Love and legacy in Paris
By Theresa Soares

Debbie and Darrell Poynter gather with members of the community for the groundbreaking of the new court sports facility at Bourbon County Park, which will include basketball, tennis and pickleball courts.

When Debbie Poynter was diagnosed with breast cancer in 2002, her husband, Darrell, chose to retire early from a successful career in construction to be by her side through her treatments. Her motto then was "faith, friends and family," and she persevered through treatments with the support of her community.

When they found out she was going to live, the Poynters realized they needed to get back to work. They decided to follow their passion for old buildings by buying and restoring some of their hometown's dilapidated icons.

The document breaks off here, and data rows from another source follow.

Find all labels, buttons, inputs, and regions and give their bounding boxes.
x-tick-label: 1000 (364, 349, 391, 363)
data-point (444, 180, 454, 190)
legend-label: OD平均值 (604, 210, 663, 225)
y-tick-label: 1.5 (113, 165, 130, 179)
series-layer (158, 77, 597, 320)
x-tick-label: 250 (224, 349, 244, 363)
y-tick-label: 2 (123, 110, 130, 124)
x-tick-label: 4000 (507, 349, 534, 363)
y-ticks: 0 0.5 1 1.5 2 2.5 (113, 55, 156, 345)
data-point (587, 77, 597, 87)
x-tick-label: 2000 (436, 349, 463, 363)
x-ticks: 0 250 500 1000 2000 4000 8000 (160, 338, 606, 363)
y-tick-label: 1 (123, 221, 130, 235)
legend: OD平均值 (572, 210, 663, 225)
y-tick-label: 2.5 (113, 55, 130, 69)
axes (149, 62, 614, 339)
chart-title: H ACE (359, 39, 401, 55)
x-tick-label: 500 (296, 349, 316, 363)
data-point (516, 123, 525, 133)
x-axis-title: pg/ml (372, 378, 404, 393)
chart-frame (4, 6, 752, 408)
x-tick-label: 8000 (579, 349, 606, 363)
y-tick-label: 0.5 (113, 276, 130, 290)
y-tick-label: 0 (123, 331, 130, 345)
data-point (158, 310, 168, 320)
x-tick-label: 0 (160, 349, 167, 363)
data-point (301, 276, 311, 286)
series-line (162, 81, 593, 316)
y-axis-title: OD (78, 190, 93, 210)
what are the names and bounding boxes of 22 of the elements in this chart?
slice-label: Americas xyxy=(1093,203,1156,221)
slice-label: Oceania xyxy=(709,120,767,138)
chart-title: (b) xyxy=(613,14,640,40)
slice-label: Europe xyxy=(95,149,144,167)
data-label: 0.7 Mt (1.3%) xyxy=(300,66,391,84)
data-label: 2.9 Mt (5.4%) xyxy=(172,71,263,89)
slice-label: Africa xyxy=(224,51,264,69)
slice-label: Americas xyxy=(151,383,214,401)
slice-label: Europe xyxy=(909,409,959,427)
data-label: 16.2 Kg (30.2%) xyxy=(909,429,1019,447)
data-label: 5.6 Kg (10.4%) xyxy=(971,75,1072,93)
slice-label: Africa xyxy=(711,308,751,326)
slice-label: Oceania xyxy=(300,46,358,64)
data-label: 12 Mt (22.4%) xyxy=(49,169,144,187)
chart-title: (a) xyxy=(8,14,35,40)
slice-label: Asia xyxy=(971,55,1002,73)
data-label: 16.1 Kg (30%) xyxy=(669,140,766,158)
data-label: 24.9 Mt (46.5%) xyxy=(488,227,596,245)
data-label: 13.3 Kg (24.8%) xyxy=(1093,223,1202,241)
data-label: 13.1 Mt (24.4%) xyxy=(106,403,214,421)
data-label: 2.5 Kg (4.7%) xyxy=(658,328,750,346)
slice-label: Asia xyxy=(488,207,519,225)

As a youngster in Paris in the early 1960s, Darrell remembers riding in his father's orange 1951 pickup truck and seeing an old opera house being torn down. Watching the history and character of the buildings being erased made him sad – and he never forgot it.

Darrell brings his construction expertise to the enterprise, while Debbie focuses on interior design. "We love preserving the buildings," Debbie says. "Darrell loves tearing up and making the messes, and I love visualizing how everything is going to look and picking out the finishes."
To date, they have renovated several buildings in Paris, including the old train depot, which now houses Trackside Restaurant; the Robneel Building, which has mixed-use retail space at street level and apartments on the second and third floors; the Hopewell Bake Exchange building; the Baldwin Hotel building; and, most recently, the circa 1891 Varden's Pharmacy building – their fourth project on Main Street.

"All of us have benefited from the renovations and projects that they have worked on here in the county, and we're grateful," says Sharon Fields, a pastor and retired educator. "Darrell seems to be a genius when it comes to renovating and building, and making things bright and beautiful. Debbie is his sidekick, and they work hand-in-hand with their son, Chris. They're a real asset to the community."

Their careful restoration efforts have garnered several awards from Kentucky historic preservation groups.

"They're go-getters," Mayor Johnny Plummer says. "Everything they touch is nice – it really is."
Darrell and Debbie, both 72, enjoy travel, but they always love coming home. They miss the small-town feeling they have found unique to Paris, having raised their sons, Chris and Brian, there.

"They're terrific people, and they care so much about Paris and Bourbon County," says Rita Williams, a friend.

Darrell and Debbie were high school sweethearts. After they married, he built a business as a painting contractor and followed opportunity to Atlanta. They were there for about five years. After spending one Christmas in Paris, the boys didn't want to leave. "We knew we didn't want to live anywhere else," Debbie says of Paris.

Walking down Main Street is a lot like opening a time capsule for Debbie. "I can remember shopping for school clothes at the J.C. Penney on Main Street for the boys when they were little," she says.

Hard work runs in their family. Debbie's father, Bill Lyle, 96, only recently retired after 80 years of cattle farming. He sold his last cow at the Paris Stockyard on October 26, 2023.
They've always been by each other's side, proud of their family, friends, faith and history. "Generally when you see Darrell, you see me," Debbie says.

Their work is memorialized at the new Secretariat Park, on a Main Street block where they either have restored, or are restoring, most every building. The sponsorship paver with their names on it also includes this inscription: "All because two people fell in love."

Darrell stands on a lift above the first floor of the 1891 Varden's Pharmacy building to investigate a wasp nest during renovations on upstairs apartments.

The Varden's Pharmacy renovation will create four apartments above retail space on the first floor. The building still has such original features as black-and-white penny top style floors and cabinets made from mahogany imported from Africa in the late 1800s.

Debbie visits the Robneel building, the Poynters' first historical preservation project on Main Street. The three-story apartment building with retail space on Main Street was built in 1908.

Debbie helps her son-in-law, Andy Embry, hang lights on the back deck of the Baldwin Hotel building. The deck has views of the new Secretariat Park.

Debbie stops to smile and greet friends on Main Street as she carries out business errands.

Darrell looks out on Main Street, standing in the doorway of the entrance leading up to the new apartments in the Varden's building.

With their sleeves rolled up, Darrell and Debbie take a moment to discuss lighting improvements during renovations on the back deck of the Baldwin Hotel building.

Debbie and Andy put finishing touches on string lighting improvements on the back deck of the Baldwin Hotel building.

Debbie sits with her father at the Stockyards Bank & Trust on Main Street after depositing a check for the final cattle sale of his 80-year farming career.